Contrairement au régime à forfait, les impôts dans celui des impatriés sont prélevés à un taux progressif sur les revenus mondiaux déclarés, de manière à exclure tout conflit avec l’art. 4, al. 5b de la CDI CH-I.
La durée de ce régime est de 5 ans, renouvelable pour une autre période de 5 ans pour ceux qui ont un enfant mineur (ou à charge) et pour ceux qui achètent un bien immobilier résidentiel en Italie après le transfert ou au cours des 12 mois précédents. Pour cette deuxième période, l’exonération fiscale est de 50 %, tandis que pour ceux qui ont au moins trois enfants mineurs (ou à charge), l’exonération est de 90 %.

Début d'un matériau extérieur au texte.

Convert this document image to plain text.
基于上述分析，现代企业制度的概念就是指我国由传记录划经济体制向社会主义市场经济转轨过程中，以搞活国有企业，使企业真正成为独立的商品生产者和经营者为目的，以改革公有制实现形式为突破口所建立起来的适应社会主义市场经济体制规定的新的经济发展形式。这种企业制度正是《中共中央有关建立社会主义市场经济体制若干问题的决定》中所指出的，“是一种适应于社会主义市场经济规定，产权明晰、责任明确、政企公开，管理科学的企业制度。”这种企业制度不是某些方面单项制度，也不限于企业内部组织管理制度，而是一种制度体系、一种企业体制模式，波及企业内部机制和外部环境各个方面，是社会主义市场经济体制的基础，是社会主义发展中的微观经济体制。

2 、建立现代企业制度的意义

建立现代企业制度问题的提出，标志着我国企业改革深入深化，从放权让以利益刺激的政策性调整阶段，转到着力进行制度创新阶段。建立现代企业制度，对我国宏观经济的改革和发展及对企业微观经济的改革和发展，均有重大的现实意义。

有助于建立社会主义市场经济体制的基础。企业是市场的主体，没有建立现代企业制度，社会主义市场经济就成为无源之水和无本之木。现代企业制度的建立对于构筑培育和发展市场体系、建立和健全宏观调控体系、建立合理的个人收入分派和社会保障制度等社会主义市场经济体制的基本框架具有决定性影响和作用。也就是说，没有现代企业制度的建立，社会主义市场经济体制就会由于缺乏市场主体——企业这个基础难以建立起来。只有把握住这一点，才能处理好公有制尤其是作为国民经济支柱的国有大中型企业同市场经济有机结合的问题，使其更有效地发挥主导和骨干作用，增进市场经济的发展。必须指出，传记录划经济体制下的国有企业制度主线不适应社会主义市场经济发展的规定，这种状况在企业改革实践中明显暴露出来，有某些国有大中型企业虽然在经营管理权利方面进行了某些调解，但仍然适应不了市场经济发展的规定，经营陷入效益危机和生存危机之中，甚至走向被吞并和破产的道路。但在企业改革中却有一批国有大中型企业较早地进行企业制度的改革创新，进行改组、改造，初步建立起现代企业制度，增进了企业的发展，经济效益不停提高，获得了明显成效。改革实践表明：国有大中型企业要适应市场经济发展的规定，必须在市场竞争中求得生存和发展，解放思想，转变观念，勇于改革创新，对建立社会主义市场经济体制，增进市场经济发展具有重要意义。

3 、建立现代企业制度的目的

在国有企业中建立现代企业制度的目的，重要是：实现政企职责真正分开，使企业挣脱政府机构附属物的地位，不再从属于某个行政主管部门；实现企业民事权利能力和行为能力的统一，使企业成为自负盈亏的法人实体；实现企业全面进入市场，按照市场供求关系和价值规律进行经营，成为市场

Y sont éligibles les nouveaux impatriés salariés et assimilés, travailleurs indépendants, propriétaires d’entreprises, ainsi que ceux qui créent en Italie une nouvelle entreprise.
Les conditions suivantes sont requises pour ce régime:
Il est important de souligner que, dans le cadre d’un emploi salarié, la nationalité de l’employeur est sans incidence, tout comme les conditions dans lesquelles le travail est exécuté, par exemple en “télétravail” pour le compte d’un employeur étranger. Ce qui revêt une importance déterminante, c’est que l’exécution des tâches professionnelles soit effectivement réalisée sur le territoire italien. Si, malgré le statut d’impatrié en Italie, une partie du travail est accomplie à l’étranger sur une période déterminée (par exemple, 3 mois sur 12), les revenus correspondants seront intégralement soumis à l’impôt ordinaire italien, sans bénéficier d’aucun dégrèvement fiscal.

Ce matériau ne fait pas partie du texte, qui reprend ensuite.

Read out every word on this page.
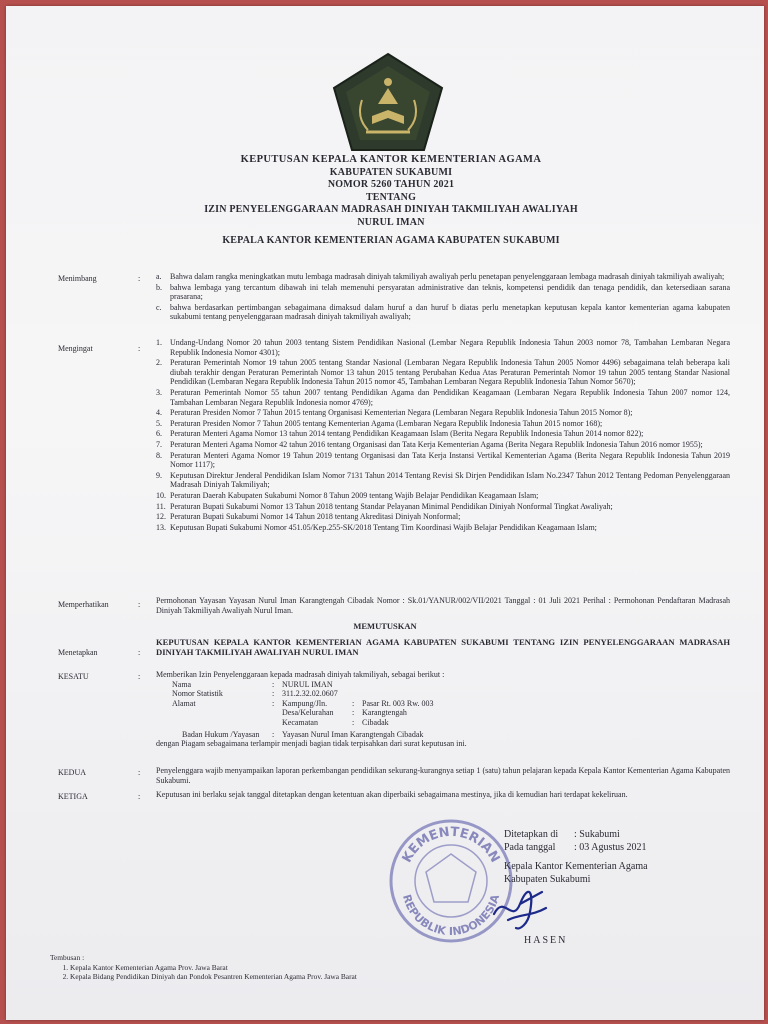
KEPUTUSAN KEPALA KANTOR KEMENTERIAN AGAMA
KABUPATEN SUKABUMI
NOMOR 5260 TAHUN 2021
TENTANG
IZIN PENYELENGGARAAN MADRASAH DINIYAH TAKMILIYAH AWALIYAH
NURUL IMAN
KEPALA KANTOR KEMENTERIAN AGAMA KABUPATEN SUKABUMI
Menimbang	: a.	Bahwa dalam rangka meningkatkan mutu lembaga madrasah diniyah takmiliyah awaliyah perlu penetapan penyelenggaraan lembaga madrasah diniyah takmiliyah awaliyah;
b.	bahwa lembaga yang tercantum dibawah ini telah memenuhi persyaratan administrative dan teknis, kompetensi pendidik dan tenaga pendidik, dan ketersediaan sarana prasarana;
c.	bahwa berdasarkan pertimbangan sebagaimana dimaksud dalam huruf a dan huruf b diatas perlu menetapkan keputusan kepala kantor kementerian agama kabupaten sukabumi tentang penyelenggaraan madrasah diniyah takmiliyah awaliyah;
Mengingat	:
1.	Undang-Undang Nomor 20 tahun 2003 tentang Sistem Pendidikan Nasional (Lembar Negara Republik Indonesia Tahun 2003 nomor 78, Tambahan Lembaran Negara Republik Indonesia Nomor 4301);
2.	Peraturan Pemerintah Nomor 19 tahun 2005 tentang Standar Nasional (Lembaran Negara Republik Indonesia Tahun 2005 Nomor 4496) sebagaimana telah beberapa kali diubah terakhir dengan Peraturan Pemerintah Nomor 13 tahun 2015 tentang Perubahan Kedua Atas Peraturan Pemerintah Nomor 19 tahun 2005 tentang Standar Nasional Pendidikan (Lembaran Negara Republik Indonesia Tahun 2015 nomor 45, Tambahan Lembaran Negara Republik Indonesia Tahun Nomor 5670);
3.	Peraturan Pemerintah Nomor 55 tahun 2007 tentang Pendidikan Agama dan Pendidikan Keagamaan (Lembaran Negara Republik Indonesia Tahun 2007 nomor 124, Tambahan Lembaran Negara Republik Indonesia nomor 4769);
4.	Peraturan Presiden Nomor 7 Tahun 2015 tentang Organisasi Kementerian Negara (Lembaran Negara Republik Indonesia Tahun 2015 Nomor 8);
5.	Peraturan Presiden Nomor 7 Tahun 2005 tentang Kementerian Agama (Lembaran Negara Republik Indonesia Tahun 2015 nomor 168);
6.	Peraturan Menteri Agama Nomor 13 tahun 2014 tentang Pendidikan Keagamaan Islam (Berita Negara Republik Indonesia Tahun 2014 nomor 822);
7.	Peraturan Menteri Agama Nomor 42 tahun 2016 tentang Organisasi dan Tata Kerja Kementerian Agama (Berita Negara Republik Indonesia Tahun 2016 nomor 1955);
8.	Peraturan Menteri Agama Nomor 19 Tahun 2019 tentang Organisasi dan Tata Kerja Instansi Vertikal Kementerian Agama (Berita Negara Republik Indonesia Tahun 2019 Nomor 1117);
9.	Keputusan Direktur Jenderal Pendidikan Islam Nomor 7131 Tahun 2014 Tentang Revisi Sk Dirjen Pendidikan Islam No.2347 Tahun 2012 Tentang Pedoman Penyelenggaraan Madrasah Diniyah Takmiliyah;
10. Peraturan Daerah Kabupaten Sukabumi Nomor 8 Tahun 2009 tentang Wajib Belajar Pendidikan Keagamaan Islam;
11. Peraturan Bupati Sukabumi Nomor 13 Tahun 2018 tentang Standar Pelayanan Minimal Pendidikan Diniyah Nonformal Tingkat Awaliyah;
12. Peraturan Bupati Sukabumi Nomor 14 Tahun 2018 tentang Akreditasi Diniyah Nonformal;
13. Keputusan Bupati Sukabumi Nomor 451.05/Kep.255-SK/2018 Tentang Tim Koordinasi Wajib Belajar Pendidikan Keagamaan Islam;
Memperhatikan	: Permohonan Yayasan Yayasan Nurul Iman Karangtengah Cibadak Nomor : Sk.01/YANUR/002/VII/2021 Tanggal : 01 Juli 2021 Perihal : Permohonan Pendaftaran Madrasah Diniyah Takmiliyah Awaliyah Nurul Iman.
MEMUTUSKAN
Menetapkan	:
KEPUTUSAN KEPALA KANTOR KEMENTERIAN AGAMA KABUPATEN SUKABUMI TENTANG IZIN PENYELENGGARAAN MADRASAH DINIYAH TAKMILIYAH AWALIYAH NURUL IMAN
KESATU	: Memberikan Izin Penyelenggaraan kepada madrasah diniyah takmiliyah, sebagai berikut :
Nama	: NURUL IMAN
Nomor Statistik	: 311.2.32.02.0607
Alamat	: Kampung/Jln.	: Pasar Rt. 003 Rw. 003
Desa/Kelurahan	: Karangtengah
Kecamatan	: Cibadak
Badan Hukum /Yayasan	: Yayasan Nurul Iman Karangtengah Cibadak
dengan Piagam sebagaimana terlampir menjadi bagian tidak terpisahkan dari surat keputusan ini.
KEDUA	: Penyelenggara wajib menyampaikan laporan perkembangan pendidikan sekurang-kurangnya setiap 1 (satu) tahun pelajaran kepada Kepala Kantor Kementerian Agama Kabupaten Sukabumi.
KETIGA	: Keputusan ini berlaku sejak tanggal ditetapkan dengan ketentuan akan diperbaiki sebagaimana mestinya, jika di kemudian hari terdapat kekeliruan.
KEMENTERIAN
REPUBLIK INDONESIA
Ditetapkan di	: Sukabumi
Pada tanggal	: 03 Agustus 2021
Kepala Kantor Kementerian Agama
Kabupaten Sukabumi
HASEN
Tembusan :
1. Kepala Kantor Kementerian Agama Prov. Jawa Barat
2. Kepala Bidang Pendidikan Diniyah dan Pondok Pesantren Kementerian Agama Prov. Jawa Barat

Il convient également de noter qu’une fois que l’impatrié a choisi d’établir sa résidence dans une région autre que celles offrant un allègement fiscal de 90 %, il ne pourra plus prétendre à cet allègement s’il décide ultérieurement de transférer sa résidence dans une région du sud de l’Italie. La première résidence déclarée est celle qui sera prise en compte pour l’application de l’allègement fiscal.
Conclusion
Le régime forfaitaire italien se positionne actuellement comme l’un des régimes fiscaux les plus avantageux et attractifs en Europe, notamment pour les revenus d’activités professionnelles et commerciales (indépendantes ou salariées) provenant de l’étranger, ainsi que pour la gestion du patrimoine tant à l’étranger qu’en Italie.
Pour les personnes transférant leur résidence en Italie depuis la Suisse, dont les revenus principaux proviennent de biens immobiliers situés en Suisse, le régime forfaitaire perd de son attrait, ces revenus étant exclusivement imposés en Suisse conformément à l’article 6 de la CDI CH-I.
S’agissant des revenus principalement issus de placements mobiliers en Suisse, il est crucial d’évaluer le risque que l’Administration Fédérale des Contributions (AFC) interprète de manière restrictive l’article 4, paragraphe 5 « B » de la CDI CH-I, ce qui pourrait entraîner un refus du remboursement de l’Impôt Anticipé (IA).
Dans le cas où le régime forfaitaire italien ne serait pas avantageux pour certains revenus suisses, il serait opportun d’examiner l’intérêt potentiel de recourir au régime spécial destiné aux travailleurs impatriés.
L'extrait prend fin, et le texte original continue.